Ему в самом деле было лучше.
IX
С минуты разлуки княгиня не отходила от окна. Солнце село, солнце взошло, солнце перекатилось за полдень — она все сидела с тоскою в сердце, с зрительною трубою в руке, она все глядела на фрегат, в коем, не для игры слов, заключалась вся ее надежда. Она видела, как на нем исправлялось, очищалось, приходило в порядок все. Долгое наблюдение сквозь телескоп производит не только в глазу, но и в воображении какое-то странное чувство. Отдаленность с своею немою, но живою игрой людей и предметов, кажется, будто принадлежит иному свету. Смотришь на них как на тени, хочешь угадать их речи, их думы, их заботы по движениям,— внимаешь очами, и любопытство растет до горячего участия.
Часу в пятом вечера княгиня заметила необыкновенное, но стройное движение на фрегате. Матросы унизали борт корабля; что-то красное мелькнуло с борта в воду, и вслед за тем сверкнул огонь из пушки, из другой, из третьей… Гул раздался долго после!.. Потом флаг, который до сих пор спущен был до половины и перевязан узлом, упал — и в тот же миг поднялся до места распущенный… И потом звук исчез в пространстве, дым улетел к небу и все приняло прежний вид.

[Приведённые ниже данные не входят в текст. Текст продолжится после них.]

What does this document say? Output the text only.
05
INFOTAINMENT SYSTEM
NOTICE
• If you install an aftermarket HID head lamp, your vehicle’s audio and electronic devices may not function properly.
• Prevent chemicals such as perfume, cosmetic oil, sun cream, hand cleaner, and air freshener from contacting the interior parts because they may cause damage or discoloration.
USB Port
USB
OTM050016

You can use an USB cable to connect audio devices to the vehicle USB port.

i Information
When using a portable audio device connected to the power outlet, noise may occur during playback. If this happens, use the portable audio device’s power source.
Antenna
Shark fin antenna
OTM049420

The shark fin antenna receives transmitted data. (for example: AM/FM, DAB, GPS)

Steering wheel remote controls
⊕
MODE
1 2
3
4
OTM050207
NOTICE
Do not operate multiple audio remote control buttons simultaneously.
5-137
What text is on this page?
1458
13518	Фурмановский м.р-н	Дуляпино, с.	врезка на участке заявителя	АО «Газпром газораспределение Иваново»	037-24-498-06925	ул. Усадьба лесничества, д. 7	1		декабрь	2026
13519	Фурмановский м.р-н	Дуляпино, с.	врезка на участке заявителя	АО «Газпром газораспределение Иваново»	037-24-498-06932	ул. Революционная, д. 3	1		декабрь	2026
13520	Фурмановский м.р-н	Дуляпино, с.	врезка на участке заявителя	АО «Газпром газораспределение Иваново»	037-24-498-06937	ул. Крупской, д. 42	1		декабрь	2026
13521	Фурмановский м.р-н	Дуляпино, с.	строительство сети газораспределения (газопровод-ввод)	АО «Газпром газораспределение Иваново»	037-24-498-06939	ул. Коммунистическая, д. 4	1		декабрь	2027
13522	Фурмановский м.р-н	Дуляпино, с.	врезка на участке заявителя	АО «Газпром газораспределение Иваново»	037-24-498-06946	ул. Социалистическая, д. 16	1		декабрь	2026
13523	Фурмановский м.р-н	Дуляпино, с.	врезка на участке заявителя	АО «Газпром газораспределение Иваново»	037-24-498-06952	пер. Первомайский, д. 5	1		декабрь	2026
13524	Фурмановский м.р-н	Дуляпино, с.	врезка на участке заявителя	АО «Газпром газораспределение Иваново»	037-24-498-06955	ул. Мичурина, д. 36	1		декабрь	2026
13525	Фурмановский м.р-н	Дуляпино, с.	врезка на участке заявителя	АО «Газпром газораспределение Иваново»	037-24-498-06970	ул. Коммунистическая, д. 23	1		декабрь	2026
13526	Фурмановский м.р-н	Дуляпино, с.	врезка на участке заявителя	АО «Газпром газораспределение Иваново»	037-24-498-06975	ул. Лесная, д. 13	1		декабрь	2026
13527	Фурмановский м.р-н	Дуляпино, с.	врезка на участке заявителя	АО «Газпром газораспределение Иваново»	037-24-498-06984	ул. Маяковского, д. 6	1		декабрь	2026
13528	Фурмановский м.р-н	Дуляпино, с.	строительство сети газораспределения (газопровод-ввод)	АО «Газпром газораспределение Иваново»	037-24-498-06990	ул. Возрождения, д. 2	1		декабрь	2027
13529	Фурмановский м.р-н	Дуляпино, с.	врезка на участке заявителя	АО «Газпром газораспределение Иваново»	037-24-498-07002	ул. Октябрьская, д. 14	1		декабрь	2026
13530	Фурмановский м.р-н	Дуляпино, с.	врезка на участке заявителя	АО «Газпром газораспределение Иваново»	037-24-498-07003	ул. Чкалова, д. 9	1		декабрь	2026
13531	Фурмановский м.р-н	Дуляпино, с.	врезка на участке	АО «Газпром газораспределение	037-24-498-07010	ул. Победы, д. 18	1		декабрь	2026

Это непостижимое для Веры явление мелькнуло в стекле трубки, будто в неясном, худо запомненном сне. Княгиня протерла стекло, но все задернулось туманом в очах ее, и с них брызнули слезы. «Это от усталости!» — молвила она и в думе опустила голову на руку. Невольная дрожь пробежала по ее телу, «Какой холодный ветер!» — подумала она и закуталась шалью… Наконец неизъяснимая тоска сжала ей грудь… Она с горестию сказала: «Видно, он не приедет и сегодня!» Но в голосе ее слышалась обманутая, хотя еще и не разрушенная надежда — какая-то слепая доверчивость ребенка к палачу. О, эти простые слова привели бы в трепет каждого, кто угадывал истину. Сегодня? Но вечереет ли день замогильный? рассветает ли ночь мертвецов?
И княгиня погрузилась в долгое тяжелое забытье; забытье без чувств и мыслей; забытье, в котором, как в Мертвом море, нет ни зыби, ни прилива, ни отлива, не витают рыбы, не перелетают через птицы… все иссушено, все задушено!! Словом, забытье, которое потому только не могло назваться смертью, что оно хранило муку.
Место и время исчезли для княгини. Било одиннадцать часов ночи, когда звук мужских шагов в коридоре гостиницы пробудил ее из гробовой дремоты. Первая мысль, первый крик ее был: «Это он!», и она стремглав бросилась к дверям. Тусклый ночник едва мерцал в радужном кружке, будто глаз какого-то злого духа, но Вера ясно расслушала
Тесно смежны в сердце женщины восторг и отчаяние, смех и слезы, смежны, как две стороны червонца. Лезвие мысли их не делит; сомнение не простирает своей плены между. Княгиня в восхищении сжимала в своих объятиях пришельца.
— Княгиня! — произнес незнакомый голос,— вы ошиблись. Я не Правин, я только посол его!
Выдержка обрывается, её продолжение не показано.